There are only two months left until the New York City marathon, and I am freaking out! You’d think after completing five marathons, four of which have been NYC, I’d be an expert at running 26.2 miles. The truth is, every year brings a different set of challenges and doubts.
This year’s: bouncing back from a running injury, working later hours than normal, and honestly, being totally unmotivated.
That’s why I was super excited that Andrew Kastor was in town this week. As coach of the Asics Editor Team (and husband of Olympic marathoner Deena Kastor!), he’s been our go-to guy for everything marathon related. Not to mention, he always has great advice.
So, this past Tuesday night, he led me, along with the other team members, on a short run (in the rain!) through Central Park. (Olympian Julie Culley even joined in our mini training session!)
The pace was a bit quicker than I anticipated—-I looked at my watch at one point and we were clocking about 8:40s (That totally let’s me know, I have not been pushing myself hard enough, because although the pace was challenging, I didn’t have any problem keeping up.)
We did a series of drills (high knees, butt kicks, backwards running) and stretches (quad stretch, hamstring stretch, and warrior 1), all of which are meant to help increase speed, loosen up tight muscles, and keep injuries at bay. He even watched each of us run for about 100 yards and then analyzed our form.

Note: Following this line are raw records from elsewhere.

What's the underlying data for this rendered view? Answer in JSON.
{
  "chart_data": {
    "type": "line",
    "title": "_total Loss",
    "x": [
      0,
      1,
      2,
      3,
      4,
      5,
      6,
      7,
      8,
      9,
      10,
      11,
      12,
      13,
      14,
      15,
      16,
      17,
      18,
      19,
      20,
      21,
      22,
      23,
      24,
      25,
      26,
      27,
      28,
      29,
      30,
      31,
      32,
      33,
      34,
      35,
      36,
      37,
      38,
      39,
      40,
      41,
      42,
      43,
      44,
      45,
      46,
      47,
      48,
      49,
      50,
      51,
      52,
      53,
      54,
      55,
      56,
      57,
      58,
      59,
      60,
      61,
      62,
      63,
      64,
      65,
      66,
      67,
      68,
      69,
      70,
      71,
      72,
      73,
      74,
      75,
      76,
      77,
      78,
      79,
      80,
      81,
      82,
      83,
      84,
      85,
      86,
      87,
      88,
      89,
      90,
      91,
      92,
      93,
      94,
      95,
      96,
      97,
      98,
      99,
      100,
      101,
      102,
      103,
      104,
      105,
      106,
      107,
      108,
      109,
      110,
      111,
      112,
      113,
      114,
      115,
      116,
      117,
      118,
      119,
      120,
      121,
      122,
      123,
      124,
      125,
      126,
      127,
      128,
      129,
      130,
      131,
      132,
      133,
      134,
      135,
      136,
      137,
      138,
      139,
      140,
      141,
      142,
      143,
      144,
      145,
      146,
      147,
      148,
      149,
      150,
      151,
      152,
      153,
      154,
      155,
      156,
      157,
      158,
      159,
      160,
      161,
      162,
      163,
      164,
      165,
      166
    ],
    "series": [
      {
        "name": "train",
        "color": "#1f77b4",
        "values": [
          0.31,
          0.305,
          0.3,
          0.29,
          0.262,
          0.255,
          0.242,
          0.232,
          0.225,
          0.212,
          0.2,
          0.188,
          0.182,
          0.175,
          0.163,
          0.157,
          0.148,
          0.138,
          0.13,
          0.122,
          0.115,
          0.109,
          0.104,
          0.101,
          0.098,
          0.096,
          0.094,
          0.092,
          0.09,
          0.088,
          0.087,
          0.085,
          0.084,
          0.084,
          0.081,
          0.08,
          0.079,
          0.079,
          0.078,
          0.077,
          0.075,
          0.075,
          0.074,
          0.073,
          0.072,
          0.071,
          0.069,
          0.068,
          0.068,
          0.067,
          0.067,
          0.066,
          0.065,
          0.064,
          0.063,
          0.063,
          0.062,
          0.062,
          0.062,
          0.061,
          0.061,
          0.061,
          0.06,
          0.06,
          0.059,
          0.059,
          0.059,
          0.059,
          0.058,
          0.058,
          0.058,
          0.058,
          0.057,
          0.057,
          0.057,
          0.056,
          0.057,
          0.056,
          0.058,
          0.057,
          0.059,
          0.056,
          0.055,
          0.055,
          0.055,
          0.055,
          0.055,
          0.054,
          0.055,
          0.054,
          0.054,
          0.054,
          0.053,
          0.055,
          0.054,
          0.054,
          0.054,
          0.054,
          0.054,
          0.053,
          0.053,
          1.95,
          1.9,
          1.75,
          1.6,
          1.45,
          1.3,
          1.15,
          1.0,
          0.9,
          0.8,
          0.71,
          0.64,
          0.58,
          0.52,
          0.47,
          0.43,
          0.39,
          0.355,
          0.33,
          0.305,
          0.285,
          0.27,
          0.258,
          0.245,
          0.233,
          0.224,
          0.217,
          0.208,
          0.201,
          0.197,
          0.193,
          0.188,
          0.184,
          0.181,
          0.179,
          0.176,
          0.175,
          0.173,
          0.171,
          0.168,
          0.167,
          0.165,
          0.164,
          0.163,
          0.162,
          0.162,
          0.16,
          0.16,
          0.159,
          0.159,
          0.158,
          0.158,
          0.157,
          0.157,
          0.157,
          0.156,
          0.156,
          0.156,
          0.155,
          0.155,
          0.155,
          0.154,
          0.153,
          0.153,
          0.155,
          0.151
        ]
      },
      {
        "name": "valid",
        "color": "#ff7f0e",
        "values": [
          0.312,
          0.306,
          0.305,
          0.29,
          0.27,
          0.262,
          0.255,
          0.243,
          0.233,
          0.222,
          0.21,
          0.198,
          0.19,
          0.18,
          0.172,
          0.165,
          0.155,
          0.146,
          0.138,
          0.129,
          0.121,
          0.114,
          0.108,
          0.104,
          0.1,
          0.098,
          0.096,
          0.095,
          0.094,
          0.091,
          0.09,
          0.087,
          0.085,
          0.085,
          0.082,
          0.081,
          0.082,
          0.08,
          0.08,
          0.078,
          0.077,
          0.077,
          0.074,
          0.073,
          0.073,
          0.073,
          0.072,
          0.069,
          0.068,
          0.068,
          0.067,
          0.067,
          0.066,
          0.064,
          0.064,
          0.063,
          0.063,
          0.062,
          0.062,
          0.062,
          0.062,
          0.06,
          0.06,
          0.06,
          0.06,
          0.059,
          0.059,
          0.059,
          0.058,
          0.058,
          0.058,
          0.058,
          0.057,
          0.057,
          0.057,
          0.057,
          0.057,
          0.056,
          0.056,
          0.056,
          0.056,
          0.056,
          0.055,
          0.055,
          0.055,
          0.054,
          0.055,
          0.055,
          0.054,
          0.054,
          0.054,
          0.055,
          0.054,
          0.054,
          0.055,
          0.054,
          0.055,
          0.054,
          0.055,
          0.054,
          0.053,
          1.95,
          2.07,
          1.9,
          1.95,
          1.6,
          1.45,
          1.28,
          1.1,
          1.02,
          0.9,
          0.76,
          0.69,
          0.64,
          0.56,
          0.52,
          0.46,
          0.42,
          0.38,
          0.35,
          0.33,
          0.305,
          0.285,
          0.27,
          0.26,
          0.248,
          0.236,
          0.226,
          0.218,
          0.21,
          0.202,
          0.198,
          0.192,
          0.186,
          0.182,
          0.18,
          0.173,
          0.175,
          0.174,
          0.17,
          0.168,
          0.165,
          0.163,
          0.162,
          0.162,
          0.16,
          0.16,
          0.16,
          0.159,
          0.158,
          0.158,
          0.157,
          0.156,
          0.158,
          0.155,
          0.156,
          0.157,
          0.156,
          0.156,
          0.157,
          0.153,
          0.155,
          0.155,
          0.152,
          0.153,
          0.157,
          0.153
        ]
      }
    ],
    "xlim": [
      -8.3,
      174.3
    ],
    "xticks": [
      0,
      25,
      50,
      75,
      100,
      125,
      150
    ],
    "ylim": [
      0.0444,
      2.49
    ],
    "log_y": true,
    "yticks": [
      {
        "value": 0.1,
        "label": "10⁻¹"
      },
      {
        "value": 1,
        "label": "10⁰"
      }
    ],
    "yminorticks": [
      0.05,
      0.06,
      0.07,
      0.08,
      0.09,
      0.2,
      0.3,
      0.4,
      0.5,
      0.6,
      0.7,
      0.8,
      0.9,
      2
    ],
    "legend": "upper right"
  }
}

I learned that I tend to look down when I run. (You’d think after six years, I would have broken that nasty little habit. Alas, it still plagues me.)
After our workout, we chatted about the race, how training was going, nutrition, running form (to be efficient, run tall and run relaxed, Kastor says), and how we should be treating ourselves to massages regularly to help our bodies recover. (Now that is what I am talking about!) A few other key pointers from Kastor:
Before we started our running drills, he had us swing our arms around to help shake out our shoulders. Apparently tight shoulders can lead to tight hips, and tight hips can lead to, yep you guessed it, injuries. “A simple rotation in the arm can cause a rotation in, say, the ankle,” explains Kastor. The result: biomechanical inefficiencies.
Sometimes I’ll run before work and then sit at my desk for hours. When I finally get up, my hammies feel super tight, and that’s because “sitting shortens your hip flexors, which in turn tightens your hamstrings,” says Kastor. His recommendation: Every hour, get up and walk around for about five minutes to stretch things out. (Feeling any other twinges? Find out how to injury-proof your run.)
Whenever I have a bad run it automatically turns into ‘I don’t think I can finish the marathon.’ Kastor says I need to start training my mind in addition to my body. “You have to give yourself positive affirmations,” says Kastor. “You have to see yourself at the finish line. If not, you are doing yourself and the rest of your training a big disservice.”